A seta

 

Essa é a primeira “pergunta embaraçosa” que sempre se faz a respeito da Bíblia. É a primeira contradição que, ao contato um pouco mais intenso com a Bíblia, desperta a curiosidade das pessoas. Diz o livro do Gênesis que Adão e Eva tiveram dois filhos, Caim e Abel. Caim matou Abel. Pouco depois diz o Gênesis que Caim se casou, teve filhos e filhas e fundou uma cidade! Como? Com quem se casou, gerou filhos e começou uma cidade? Então é mentira que só havia Adão e Eva e seu filho Caim!

 

A meta

 

A Bíblia não é um livro de história. A verdade da Bíblia não é a verdade histórica. Essas estórias dos 11 primeiros capítulos do livro do Gênesis não se baseiam em tradições de origem histórica, nada têm de histórico a não ser que a humanidade teve um começo e viveu muitas peripécias.

 

Os autores desses capítulos da Bíblia nem mesmo se preocupam em fazer que sua estória seja aceitável, sem incoerências.

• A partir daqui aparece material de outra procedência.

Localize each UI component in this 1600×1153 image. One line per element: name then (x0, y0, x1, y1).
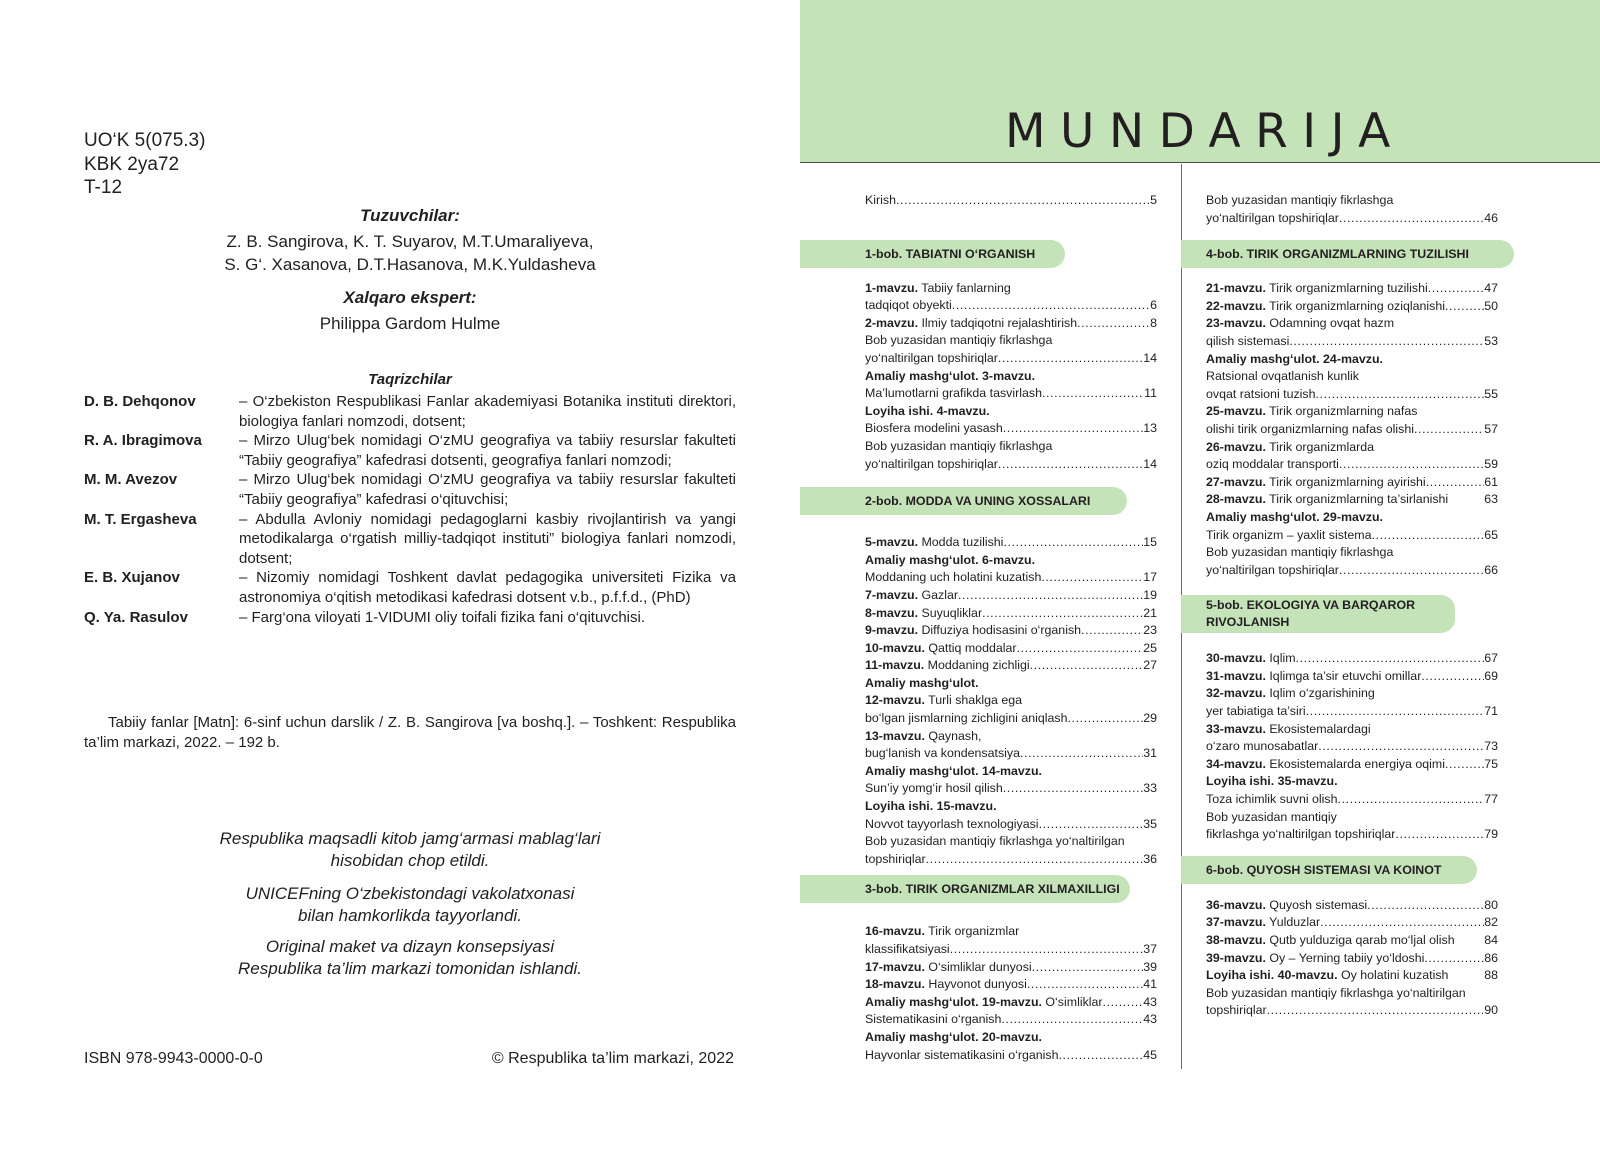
toc-page-number: 5 (1150, 193, 1157, 207)
reviewers-title: Taqrizchilar (368, 371, 452, 388)
toc-entry[interactable]: 11-mavzu. Moddaning zichligi ..... 27 (865, 657, 1157, 675)
toc-column-left (865, 192, 1157, 1064)
toc-entry[interactable]: 27-mavzu. Tirik organizmlarning ayirishi ..... 61 (1206, 474, 1498, 492)
chapter-heading-2: 2-bob. MODDA VA UNING XOSSALARI (800, 487, 1127, 515)
reviewer-row (84, 392, 736, 431)
reviewer-description: – Farg‘ona viloyati 1-VIDUMI oliy toifali fizika fani o‘qituvchisi. (239, 608, 645, 626)
page-title: MUNDARIJA (1005, 104, 1405, 159)
reviewer-name: D. B. Dehqonov (84, 393, 196, 410)
unicef-note (84, 883, 736, 926)
toc-entry[interactable]: 2-mavzu. Ilmiy tadqiqotni rejalashtirish ..... 8 (865, 315, 1157, 333)
toc-entry[interactable]: olishi tirik organizmlarning nafas olishi ..... 57 (1206, 421, 1498, 439)
funding-note (84, 828, 736, 871)
udc-code: UO‘K 5(075.3) (84, 130, 206, 151)
note-line: bilan hamkorlikda tayyorlandi. (298, 905, 522, 925)
toc-entry[interactable]: 9-mavzu. Diffuziya hodisasini o‘rganish ..... 23 (865, 622, 1157, 640)
toc-entry[interactable]: 30-mavzu. Iqlim ..... 67 (1206, 650, 1498, 668)
toc-entry-line[interactable]: Loyiha ishi. 4-mavzu. (865, 403, 990, 418)
toc-entry[interactable]: 7-mavzu. Gazlar ..... 19 (865, 587, 1157, 605)
toc-entry[interactable]: 34-mavzu. Ekosistemalarda energiya oqimi ..... 75 (1206, 756, 1498, 774)
toc-entry-line[interactable]: Bob yuzasidan mantiqiy fikrlashga yo‘naltirilgan (865, 834, 1125, 849)
toc-entry-line[interactable]: Bob yuzasidan mantiqiy (1206, 809, 1337, 824)
bibliographic-citation: Tabiiy fanlar [Matn]: 6-sinf uchun darslik / Z. B. Sangirova [va boshq.]. – Toshkent: Respublika ta’lim markazi, 2022. – 192 b. (84, 714, 736, 751)
toc-entry[interactable]: yo‘naltirilgan topshiriqlar ..... 66 (1206, 562, 1498, 580)
toc-entry-line[interactable]: Amaliy mashg‘ulot. (865, 675, 979, 690)
toc-entry-line[interactable]: 1-mavzu. Tabiiy fanlarning (865, 280, 1011, 295)
toc-entry[interactable]: 8-mavzu. Suyuqliklar ..... 21 (865, 605, 1157, 623)
toc-entry[interactable]: 28-mavzu. Tirik organizmlarning ta’sirlanishi 63 (1206, 492, 1498, 507)
reviewer-description: – Nizomiy nomidagi Toshkent davlat pedagogika universiteti Fizika va astronomiya o‘qitish metodikasi kafedrasi dotsent v.b., p.f.f.d., (PhD) (239, 569, 736, 606)
chapter-heading-1: 1-bob. TABIATNI O‘RGANISH (800, 240, 1065, 268)
toc-entry[interactable]: Biosfera modelini yasash ..... 13 (865, 420, 1157, 438)
reviewer-row (84, 470, 736, 509)
chapter-heading-line: RIVOJLANISH (1206, 615, 1290, 629)
authors-title: Tuzuvchilar: (360, 206, 460, 225)
toc-entry[interactable]: tadqiqot obyekti ..... 6 (865, 297, 1157, 315)
toc-entry-line[interactable]: Loyiha ishi. 35-mavzu. (1206, 774, 1338, 789)
toc-entry-line[interactable]: Loyiha ishi. 15-mavzu. (865, 799, 997, 814)
toc-entry-title: Kirish (865, 193, 896, 207)
note-line: Respublika ta’lim markazi tomonidan ishlandi. (238, 958, 582, 978)
reviewer-name: Q. Ya. Rasulov (84, 608, 188, 626)
toc-entry-line[interactable]: 16-mavzu. Tirik organizmlar (865, 924, 1020, 939)
toc-entry-line[interactable]: Amaliy mashg‘ulot. 29-mavzu. (1206, 509, 1383, 524)
isbn: ISBN 978-9943-0000-0-0 (84, 1050, 263, 1067)
authors-list (84, 230, 736, 276)
toc-entry[interactable]: yo‘naltirilgan topshiriqlar ..... 14 (865, 350, 1157, 368)
toc-entry-line[interactable]: 12-mavzu. Turli shaklga ega (865, 693, 1023, 708)
note-line: UNICEFning O‘zbekistondagi vakolatxonasi (245, 884, 575, 903)
toc-entry-line[interactable]: Bob yuzasidan mantiqiy fikrlashga (865, 438, 1053, 453)
reviewer-description: – Mirzo Ulug‘bek nomidagi O‘zMU geografiya va tabiiy resurslar fakulteti “Tabiiy geografiya” kafedrasi dotsenti, geografiya fanlari nomzodi; (239, 432, 736, 469)
author-mark: T-12 (84, 177, 123, 198)
toc-entry[interactable]: bo‘lgan jismlarning zichligini aniqlash ..... 29 (865, 710, 1157, 728)
toc-entry-line[interactable]: Bob yuzasidan mantiqiy fikrlashga (865, 333, 1053, 348)
toc-entry-line[interactable]: Amaliy mashg‘ulot. 20-mavzu. (865, 1029, 1042, 1044)
reviewer-name: R. A. Ibragimova (84, 432, 202, 450)
authors-block (84, 206, 736, 276)
reviewer-description: – Abdulla Avloniy nomidagi pedagoglarni kasbiy rivojlantirish va yangi metodikalarga o‘rgatish milliy-tadqiqot instituti” biologiya fanlari nomzodi, dotsent; (239, 510, 736, 567)
toc-entry[interactable]: 5-mavzu. Modda tuzilishi ..... 15 (865, 534, 1157, 552)
toc-entry[interactable]: 37-mavzu. Yulduzlar ..... 82 (1206, 914, 1498, 932)
toc-entry[interactable]: fikrlashga yo‘naltirilgan topshiriqlar ..... 79 (1206, 826, 1498, 844)
chapter-heading-6: 6-bob. QUYOSH SISTEMASI VA KOINOT (1181, 856, 1477, 884)
toc-entry-line[interactable]: Bob yuzasidan mantiqiy fikrlashga (1206, 193, 1394, 207)
toc-entry-line[interactable]: 23-mavzu. Odamning ovqat hazm (1206, 316, 1395, 331)
toc-entry-line[interactable]: Ratsional ovqatlanish kunlik (1206, 369, 1359, 384)
reviewer-row (84, 568, 736, 607)
authors-line: Z. B. Sangirova, K. T. Suyarov, M.T.Umaraliyeva, (226, 232, 594, 251)
reviewer-description: – O‘zbekiston Respublikasi Fanlar akademiyasi Botanika instituti direktori, biologiya fanlari nomzodi, dotsent; (239, 393, 736, 430)
toc-entry[interactable]: o‘zaro munosabatlar ..... 73 (1206, 738, 1498, 756)
note-line: Respublika maqsadli kitob jamg‘armasi mablag‘lari (219, 829, 601, 848)
toc-entry[interactable]: Sistematikasini o‘rganish ..... 43 (865, 1011, 1157, 1029)
toc-entry-line[interactable]: Amaliy mashg‘ulot. 14-mavzu. (865, 763, 1042, 778)
toc-entry-line[interactable]: 32-mavzu. Iqlim o‘zgarishining (1206, 686, 1375, 701)
toc-entry[interactable]: qilish sistemasi ..... 53 (1206, 333, 1498, 351)
toc-column-right (1206, 192, 1498, 1020)
reviewers-list (84, 392, 736, 627)
toc-entry-line[interactable]: 26-mavzu. Tirik organizmlarda (1206, 439, 1375, 454)
note-line: hisobidan chop etildi. (330, 850, 490, 870)
bbk-code: KBK 2ya72 (84, 153, 180, 175)
reviewer-name: M. T. Ergasheva (84, 510, 197, 528)
reviewer-row (84, 510, 736, 569)
toc-entry[interactable]: 39-mavzu. Oy – Yerning tabiiy yo‘ldoshi ..... 86 (1206, 950, 1498, 968)
toc-entry[interactable]: Novvot tayyorlash texnologiyasi ..... 35 (865, 816, 1157, 834)
chapter-heading-line: 5-bob. EKOLOGIYA VA BARQAROR (1206, 598, 1416, 612)
toc-entry[interactable]: Amaliy mashg‘ulot. 19-mavzu. O‘simliklar ..... 43 (865, 994, 1157, 1012)
toc-entry[interactable]: 38-mavzu. Qutb yulduziga qarab mo‘ljal olish 84 (1206, 933, 1498, 947)
copyright: © Respublika ta’lim markazi, 2022 (491, 1050, 734, 1067)
toc-entry[interactable]: Tirik organizm – yaxlit sistema ..... 65 (1206, 527, 1498, 545)
toc-entry-line[interactable]: Bob yuzasidan mantiqiy fikrlashga (1206, 545, 1394, 560)
reviewer-row (84, 431, 736, 470)
toc-entry[interactable]: yo‘naltirilgan topshiriqlar ..... 14 (865, 456, 1157, 474)
toc-entry[interactable]: klassifikatsiyasi ..... 37 (865, 941, 1157, 959)
toc-entry[interactable]: Ma’lumotlarni grafikda tasvirlash ..... 11 (865, 385, 1157, 403)
reviewer-description: – Mirzo Ulug‘bek nomidagi O‘zMU geografiya va tabiiy resurslar fakulteti “Tabiiy geografiya” kafedrasi o‘qituvchisi; (239, 471, 736, 508)
toc-entry-line[interactable]: Bob yuzasidan mantiqiy fikrlashga yo‘naltirilgan (1206, 985, 1466, 1000)
authors-line: S. G‘. Xasanova, D.T.Hasanova, M.K.Yuldasheva (224, 255, 596, 274)
expert-block (84, 288, 736, 335)
toc-entry-line[interactable]: 33-mavzu. Ekosistemalardagi (1206, 721, 1371, 736)
expert-name: Philippa Gardom Hulme (319, 314, 501, 333)
toc-entry[interactable]: 22-mavzu. Tirik organizmlarning oziqlanishi ..... 50 (1206, 298, 1498, 316)
design-note (84, 936, 736, 979)
reviewer-row (84, 608, 736, 628)
toc-entry[interactable]: topshiriqlar ..... 36 (865, 851, 1157, 869)
toc-entry[interactable] (865, 192, 1157, 210)
reviewer-name: E. B. Xujanov (84, 569, 180, 587)
toc-entry[interactable]: Hayvonlar sistematikasini o‘rganish ..... 45 (865, 1047, 1157, 1065)
toc-entry[interactable]: topshiriqlar ..... 90 (1206, 1002, 1498, 1020)
toc-entry[interactable]: oziq moddalar transporti ..... 59 (1206, 456, 1498, 474)
toc-entry[interactable]: ovqat ratsioni tuzish ..... 55 (1206, 386, 1498, 404)
toc-entry[interactable]: 21-mavzu. Tirik organizmlarning tuzilishi ..... 47 (1206, 280, 1498, 298)
toc-entry[interactable]: 36-mavzu. Quyosh sistemasi ..... 80 (1206, 897, 1498, 915)
expert-title: Xalqaro ekspert: (343, 288, 477, 307)
chapter-heading-4: 4-bob. TIRIK ORGANIZMLARNING TUZILISHI (1181, 240, 1514, 268)
toc-entry-line[interactable]: 25-mavzu. Tirik organizmlarning nafas (1206, 404, 1418, 419)
classification-codes (84, 129, 205, 200)
reviewer-name: M. M. Avezov (84, 471, 178, 489)
chapter-heading-3: 3-bob. TIRIK ORGANIZMLAR XILMAXILLIGI (800, 875, 1130, 903)
toc-entry[interactable]: Sun’iy yomg‘ir hosil qilish ..... 33 (865, 780, 1157, 798)
toc-entry[interactable]: bug‘lanish va kondensatsiya ..... 31 (865, 745, 1157, 763)
toc-entry-line[interactable]: Amaliy mashg‘ulot. 3-mavzu. (865, 368, 1036, 383)
toc-entry-line[interactable]: 13-mavzu. Qaynash, (865, 728, 982, 743)
toc-entry-line[interactable]: Amaliy mashg‘ulot. 6-mavzu. (865, 552, 1036, 567)
toc-entry[interactable]: Moddaning uch holatini kuzatish ..... 17 (865, 569, 1157, 587)
toc-entry[interactable]: 18-mavzu. Hayvonot dunyosi ..... 41 (865, 976, 1157, 994)
toc-entry[interactable]: Loyiha ishi. 40-mavzu. Oy holatini kuzatish 88 (1206, 968, 1498, 983)
toc-entry[interactable]: 31-mavzu. Iqlimga ta’sir etuvchi omillar ..... 69 (1206, 668, 1498, 686)
toc-entry[interactable]: yer tabiatiga ta’siri ..... 71 (1206, 703, 1498, 721)
toc-entry[interactable]: 17-mavzu. O‘simliklar dunyosi ..... 39 (865, 959, 1157, 977)
toc-entry[interactable]: yo‘naltirilgan topshiriqlar ..... 46 (1206, 210, 1498, 228)
toc-entry-line[interactable]: Amaliy mashg‘ulot. 24-mavzu. (1206, 351, 1383, 366)
note-line: Original maket va dizayn konsepsiyasi (265, 937, 555, 956)
toc-entry[interactable]: 10-mavzu. Qattiq moddalar ..... 25 (865, 640, 1157, 658)
toc-entry[interactable]: Toza ichimlik suvni olish ..... 77 (1206, 791, 1498, 809)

Assim é que o autor da narrativa sobre Caim e Abel, escrita no tempo do rei Salomão, não se preocupou em dizer onde Caim teria arranjado uma esposa.

 

Qual, então, o significado de Caim se casar, criar filhos e fundar cidades? Qual a meta? 

 

Abel e Caim representam dois mundos, duas tendências que tiveram seu momento de dificuldades e conflitos: O nomadismo e a sedentarização, o acampamento e o assentamento, a pecuária e a lavoura, a agricultura e a indústria, o campo e a cidade.

 

Abel, pastor de ovelhas, representa os nômades do início da civilização, o acampamento, a pecuária, o campo. Cuidar de rebanhos foi uma das primeiras atividades do homem. Nessa primeira fase da civilização não havia casas nem cidades, pois não havia agricultura, muito menos indústria, comércio e serviços. Não havia propriedade de terras nem cercas. Os pastores viviam em barracas e eram nômades, mudando sempre de um lugar para outro, à procura de melhor pastagem para seu gado. Abel representa o povo nômade e pastor.

 

A vida nômade, em barracas ou tendas, lembrava, além do mais, o tempo em que o povo da Bíblia viveu acampado no deserto, antes de invadir as terras de Canaã. Foi a juventude do povo de Deus, o tempo de sua formação, o tempo do seu noivado com Javé, os tempos do primeiro amor, da fidelidade inquebrantável. Abel representa a insegurança e a fidelidade a Deus da vida nômade, nos acampamentos de Israel.

 

Caim já representa a cidade. A agricultura fez o grupo passar a morar no mesmo lugar e construir casas permanentes em vez de tendas ou barracas removíveis. O cultivo da terra fixa as pessoas e lança as bases para a indústria. O som do nome Caim lembra o do martelo batendo na bigorna, o mesmo som produzido pela araponga ou ferreiro. O nome de seus descendentes (Gn 4,17) corresponde à profissão de cada um: Condutor ou pastor, músico, ferreiro. Da descendente mulher de Caim, o fundador de cidade, irmã do industrial (o ferreiro), não se diz qual a profissão, só se diz o nome, Noema, que significa atraente, agradável, prazerosa. Caim foi o pai dos condutores de rebanhos, dos músicos, dos industriais e das prostitutas, o pai da cidade, pai da nova civilização.

 

Quando se escrevem essas estórias, estamos na euforia do progresso trazido pela idade do ferro. O que se vê, porém, é a violência, a brutalidade da cidade, é Lamec, descendente de Caim falando em assassinato e vingança, é a destruição da antiga igualdade, cada qual na sua tenda cuidando de seu rebanho ou debaixo de sua videira e de sua figueira.

 

Javé não se agrada disso. Ele quer a sinceridade, a honestidade, a solidariedade, a fidelidade do tempo quando o povo vivia acampado no deserto. Ele se agrada do sacrifício do pastor e nômade Abel, não do fundador de cidades, Caim.


Interessa saber com quem Caim se casou? Vamos questionar a seta ou vamos olhar para a meta?

 


Pe. José Luiz Gonzaga do Prado

É da Diocese de Guaxupé-MG, um dos tradutores da Bíblia da CNBB, Professor de Sagrada Escritura.